Thursday, May 19, 2011

Can We Survive a World with 9 billion people?

Prolific author Matt Ridley says yes (bold emphasis mine)...

We trebled yields in the last 60 years without taking extra land under the plough. If we did that again – by getting fertilizer to farmers in Africa and central Asia, by cutting losses to pests and droughts through ever more subtle genetic manipulation, by improving roads and encouraging trade – then we could feed nine billion better than we feed seven billion today. And still retire huge swathes of land from farming to rainforest and other forms of wilderness.

The two most effective policies for frustrating this uplifting ambition are: organic agriculture and renewable bio-energy. Organic farming means growing your nitrogen fertilizer rather than fixing it from the air. That requires more land, either grazed by cattle or planted with legumes. The quickest way to destroy what wilderness we have left is to go organic. Bio-energy (growing crops to make fuel or electricity) takes food out of the mouths of the poor. In 2010, the world diverted 5% of its grain crops into making fuel, displacing just 0.6% of oil use yet killing an estimated 192,000 people by tipping them into malnutrition through higher food prices. We should stop such madness now.
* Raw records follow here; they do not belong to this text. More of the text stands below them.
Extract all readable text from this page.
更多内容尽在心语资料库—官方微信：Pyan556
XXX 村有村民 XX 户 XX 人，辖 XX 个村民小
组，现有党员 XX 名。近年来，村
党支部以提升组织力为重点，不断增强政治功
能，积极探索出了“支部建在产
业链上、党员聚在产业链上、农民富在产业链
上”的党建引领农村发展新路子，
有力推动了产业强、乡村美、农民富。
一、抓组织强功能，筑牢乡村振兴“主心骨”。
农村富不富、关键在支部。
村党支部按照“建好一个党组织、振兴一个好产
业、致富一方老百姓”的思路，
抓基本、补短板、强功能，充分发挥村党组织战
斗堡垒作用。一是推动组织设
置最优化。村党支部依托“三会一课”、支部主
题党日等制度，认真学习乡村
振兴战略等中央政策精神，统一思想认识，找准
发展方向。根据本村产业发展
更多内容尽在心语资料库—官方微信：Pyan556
...provided environmental politics would not lead to vicious government meddling which would subvert earlier victories with deleterious policies that would function as the proverbial cure which is worse than the disease.

He writes about how Malthusians like Paul Ehrlich, who wrongly forecasted for a worldwide cataclysmic famine, had mainly been foiled by creative persistency of the father of Green Revolution Nobel Laureate Norman Borlaug, one of the genuine unsung heroes of the world (my earlier post here).

He also writes about how technology has substantially increased farming efficiency which has led to a massive reduction in land usage for agriculture. (bold emphasis mine)...

We currently feed nearly seven billion people by farming about 38% of the land surface of the planet. If we wanted to feed that many people by using the techniques, varieties and – mostly organic – fertilizers of the 1950s, we would need to cultivate roughly 84% of the land surface. There goes the rain forest, the national parks, the wetlands. The intensification of agriculture has saved wilderness.

...and also how famine prevention defused the population time bomb.

Read Mr. Ridley’s fantastic article here

Bottomline: Mr. Ridley bets on human ingenuity (and not on econometric models) brought upon mostly by free trade. And so do I.